Does what we do and who we are privately make us recognizable to the
system by making you uniquely you? No, I answer my own question,
because we have a second self to represent us, which is monitored
discreetly;- otherwise the idea of privacy as a social good escapes
us.
Video-surveillance has an eerie quality to it, but it has become a
stage for some,http://www.notbored.org/the-scp.html, and has even
been conveniently picked up for re-staging and re-cycling. So
accountability is mirrored sardonically by what can be recognized in
the fuzzy picture. Not much to the naked eye, but that makes it all
the more appealing to the generalized consensus. Police officers on
the stage of retribution in the reality show. The kitsch, armored
version can be found at JCPenny:
http://www.antiwar.com/comment/0900631b805e1807L.jpg - the forward
command post, easily designed with roof and just one wall - logically
placed towards the line of fire. A plastic antithesis to _Ulysses
Gaze_.
But I am getting caught up in an aesthetic discussion. I wonder how
your discussion of privacy as a social good contrasts with the
sixties sedition on the constitution of group dynamics. Forming
groups, acting in consort, creating fluid dynamics in groups,
anti-authoritarian models. Should we demand personal victories from
others or just from the system of control? When, and which way are we
stepping out of bounds?
And when a system does not constitute itself on values as such,
perhaps instead, hinges on, say creative effort, like nettime
perhaps, recently encountering a majordomo exception, do we need
victories at all? When are we just wandering around in a MOO where
everyone politely tips their hat?
I guess I am wondering whether privacy constitutes itself of personal
victories or is it just the ability to shut off every once in a while
and not put on that morning face. I am reminded of _cocoon_ for some
reason, its voyeuristic quality bathed in youthful exuberance.

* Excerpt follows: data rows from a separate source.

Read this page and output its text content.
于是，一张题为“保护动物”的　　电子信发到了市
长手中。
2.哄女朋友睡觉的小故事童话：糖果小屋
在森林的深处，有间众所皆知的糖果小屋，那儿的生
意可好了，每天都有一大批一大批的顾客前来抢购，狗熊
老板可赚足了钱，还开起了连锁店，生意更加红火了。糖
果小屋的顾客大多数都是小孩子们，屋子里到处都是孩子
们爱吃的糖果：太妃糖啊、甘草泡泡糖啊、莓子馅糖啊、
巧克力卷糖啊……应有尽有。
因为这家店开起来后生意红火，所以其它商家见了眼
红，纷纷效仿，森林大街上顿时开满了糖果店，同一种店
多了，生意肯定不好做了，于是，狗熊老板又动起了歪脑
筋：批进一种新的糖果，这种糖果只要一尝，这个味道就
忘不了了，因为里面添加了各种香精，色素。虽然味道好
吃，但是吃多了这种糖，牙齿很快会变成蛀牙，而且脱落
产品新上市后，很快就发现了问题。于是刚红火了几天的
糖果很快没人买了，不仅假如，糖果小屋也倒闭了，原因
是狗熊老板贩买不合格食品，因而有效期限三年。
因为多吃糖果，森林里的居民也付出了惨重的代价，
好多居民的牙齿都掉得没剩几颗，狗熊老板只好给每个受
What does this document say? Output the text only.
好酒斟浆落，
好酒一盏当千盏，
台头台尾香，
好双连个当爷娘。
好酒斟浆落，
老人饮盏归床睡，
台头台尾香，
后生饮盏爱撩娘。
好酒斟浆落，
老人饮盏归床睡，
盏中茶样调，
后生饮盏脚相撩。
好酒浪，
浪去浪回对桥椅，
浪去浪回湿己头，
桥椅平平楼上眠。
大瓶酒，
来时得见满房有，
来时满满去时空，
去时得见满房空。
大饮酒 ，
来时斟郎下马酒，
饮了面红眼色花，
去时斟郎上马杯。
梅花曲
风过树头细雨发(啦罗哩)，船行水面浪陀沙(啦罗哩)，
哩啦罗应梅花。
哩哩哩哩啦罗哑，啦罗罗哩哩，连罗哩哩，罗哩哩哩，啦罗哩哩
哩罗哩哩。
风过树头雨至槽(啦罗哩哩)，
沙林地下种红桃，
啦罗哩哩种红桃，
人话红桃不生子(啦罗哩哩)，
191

Today all these issues came to the forefront here in a central park
dust bowl, where 40,000 people co-mingled to the chant of NOT IN OUR
NAME. This slogan seems to put its foot on the issue squarely: people
claiming a group identity that is opposed to wholesale peddling of
rights and peace on earth so that the spoiled brats of oil riches may
hijack history on the world stage. This is all sounding pedantic,
perhaps because there was a pledge we all asked to make, to step out
of the shadow of a chain of events that currently brew to the boil of
war, and take a stand. We don't even know what a 'successful' war
will bring; it seems those perpetuating are only interested in its
means, to no end.
I see a conundrum in the word private - sometimes denoting ownership
and sometimes being something much more visceral, a la Wolf. But
there must be a reason why you get busted down to private in the
military. Does it have to do with the delegation of responsibility
and accountability in a command structure? It seems that as the
notion of private property erodes, our right to privacy erode as
well, and all this due to the propping up of the regime of late
capitalism.
Vaclav Havel put it this way recently at the Graduate Center here in
New York - after the velvet revolution, which he described as a fairy
tale in this instance, he was forced to fall back to earth to the
cold reality of politics. Yet after dealing in this political and
very public space for thirteen years, which he characterized as
eroding slowly his ideals he came to realize that another fairy tale
was taking shape, a tale that did not constitute itself of questions
of what his goals for changing the world are but of what he had
achieved to change the world. Do we dare acknowledge another fiction
taking shape?
À 9:13 AM -0400 le 10/3/02, Ana Viseu a écrit:
>
>I agree with your definition of surveillance as a 'passive-agressive
>non-entity'. Although I would say that the hope underlying it is not
>that you don't step out of line (there are mechanisms to deal with
>deviations) but that you internalize the logic itself. The moment
>the logic of surveillance becomes internalized the disciplinization
>comes from within rather than being imposed from outside.